Tuesday, 31 March 2015


Black Cake - with a chunk taken out :)

This cake features in my forthcoming novel Miss Emily (out July in USA and Canada, August in UK and Ireland) so it was about time I actually made it. In the book Emily makes it for her December birthday and shares it with her Irish maid Ada.

Juno beating the eggs and sugar

Emily's version of this calls for 19 eggs and 5 lbs of currants!! I made a quarter sized version. The finished cake certainly looks black and it tastes more like a plum pudding than cake to me. It's rich and very fruity. I have no clue how Emily baked hers at 120°C in three hours. My much-reduced cake took three hours and forty minutes and still looked a bit moist around the middle.

Treacle marbling the batter - Emily used molasses in her version

I had a lump of it hot from the oven last night - I am looking forward to having a piece today with soya custard or that lovely Alpro Lemon and Lime 'yogurt'.

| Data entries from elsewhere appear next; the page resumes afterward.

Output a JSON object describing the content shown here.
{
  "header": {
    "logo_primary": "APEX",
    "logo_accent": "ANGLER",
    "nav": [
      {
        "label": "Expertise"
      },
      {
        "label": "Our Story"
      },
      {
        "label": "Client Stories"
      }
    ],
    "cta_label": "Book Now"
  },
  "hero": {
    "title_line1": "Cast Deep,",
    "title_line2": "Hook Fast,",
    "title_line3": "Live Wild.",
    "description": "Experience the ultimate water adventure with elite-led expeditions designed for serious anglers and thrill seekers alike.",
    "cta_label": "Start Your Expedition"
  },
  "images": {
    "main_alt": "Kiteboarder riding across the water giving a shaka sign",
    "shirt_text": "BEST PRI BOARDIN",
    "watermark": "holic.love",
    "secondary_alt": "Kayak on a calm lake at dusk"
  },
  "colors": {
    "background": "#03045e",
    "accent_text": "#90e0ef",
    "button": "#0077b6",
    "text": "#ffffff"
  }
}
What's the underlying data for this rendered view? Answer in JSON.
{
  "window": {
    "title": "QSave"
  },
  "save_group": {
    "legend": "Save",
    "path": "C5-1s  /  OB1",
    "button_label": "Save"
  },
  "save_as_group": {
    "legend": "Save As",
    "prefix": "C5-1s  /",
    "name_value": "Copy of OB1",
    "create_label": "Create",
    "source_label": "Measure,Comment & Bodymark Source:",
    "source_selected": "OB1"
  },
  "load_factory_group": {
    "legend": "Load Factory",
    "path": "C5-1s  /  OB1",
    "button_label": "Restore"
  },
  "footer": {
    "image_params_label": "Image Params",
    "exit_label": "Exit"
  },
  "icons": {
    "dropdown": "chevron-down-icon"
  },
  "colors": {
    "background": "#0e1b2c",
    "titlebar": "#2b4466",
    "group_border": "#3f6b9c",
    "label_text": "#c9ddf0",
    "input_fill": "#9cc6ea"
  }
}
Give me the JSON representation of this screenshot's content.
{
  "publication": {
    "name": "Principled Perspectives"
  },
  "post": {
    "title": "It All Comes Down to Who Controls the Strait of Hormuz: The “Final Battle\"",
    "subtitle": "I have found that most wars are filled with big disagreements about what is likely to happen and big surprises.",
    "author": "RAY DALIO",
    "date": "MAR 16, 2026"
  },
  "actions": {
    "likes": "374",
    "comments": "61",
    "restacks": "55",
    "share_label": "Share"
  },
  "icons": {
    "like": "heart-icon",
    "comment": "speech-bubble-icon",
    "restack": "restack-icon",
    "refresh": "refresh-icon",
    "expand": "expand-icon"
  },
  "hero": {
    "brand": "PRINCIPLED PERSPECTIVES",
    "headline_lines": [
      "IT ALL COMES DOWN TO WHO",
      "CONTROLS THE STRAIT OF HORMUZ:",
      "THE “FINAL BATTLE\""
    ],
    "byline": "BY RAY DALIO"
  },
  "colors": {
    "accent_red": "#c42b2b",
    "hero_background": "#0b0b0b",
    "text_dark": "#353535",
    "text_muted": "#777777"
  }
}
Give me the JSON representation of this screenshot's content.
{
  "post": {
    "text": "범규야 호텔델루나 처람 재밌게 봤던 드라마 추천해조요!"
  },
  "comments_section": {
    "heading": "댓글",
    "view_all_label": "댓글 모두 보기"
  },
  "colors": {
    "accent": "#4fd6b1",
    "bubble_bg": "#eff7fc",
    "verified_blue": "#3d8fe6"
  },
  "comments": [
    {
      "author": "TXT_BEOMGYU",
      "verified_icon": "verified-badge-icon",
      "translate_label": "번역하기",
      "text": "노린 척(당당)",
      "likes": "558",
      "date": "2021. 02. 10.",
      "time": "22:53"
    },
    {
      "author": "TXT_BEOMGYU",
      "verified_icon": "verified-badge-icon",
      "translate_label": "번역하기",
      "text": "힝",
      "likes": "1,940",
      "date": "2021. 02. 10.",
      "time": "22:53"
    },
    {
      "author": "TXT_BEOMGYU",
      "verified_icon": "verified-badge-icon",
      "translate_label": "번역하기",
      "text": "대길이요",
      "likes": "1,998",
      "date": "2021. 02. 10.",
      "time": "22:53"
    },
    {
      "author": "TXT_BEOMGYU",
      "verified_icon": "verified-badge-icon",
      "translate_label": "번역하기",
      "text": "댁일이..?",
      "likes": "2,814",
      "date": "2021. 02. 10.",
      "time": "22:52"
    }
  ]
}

•           225g self-raising flour
•           225g butter
•           225g sugar
•           half teaspoon baking soda (bread soda in Ireland)
•           quarter teaspoon ground nutmeg
•           1.25 teaspoons total: cloves, mace, cinnamon (or mixed spice)
•           5 eggs
•           550g raisins
•           150g citron (candied peel)
•           150g currants
•           60ml brandy (or whiskey)
•           60ml treacle

•           Preheat oven to 120°C
•           Grease and line the bottom of a round baking tin (8”)
•           Sift together flour, bread soda and spices
•           In a separate bowl, beat butter and sugar
•           Add eggs one at a time and beating after each one
•           Add brandy (or whiskey), mix well
•           Add flour mixture, mix well.
•           Add treacle and sprinkle in fruit as you stir
•           Pour into greased tin
•           Bake for 2 hours at 120°C
•           Bake for a further 1 hour 30 mins at 160°C then remove cake from tin to cool
•           Store in an air-tight container. Douse with whiskey/brandy once a week


(Note: This post is cross-posted with my cooking blog, The Hungry Veggie.)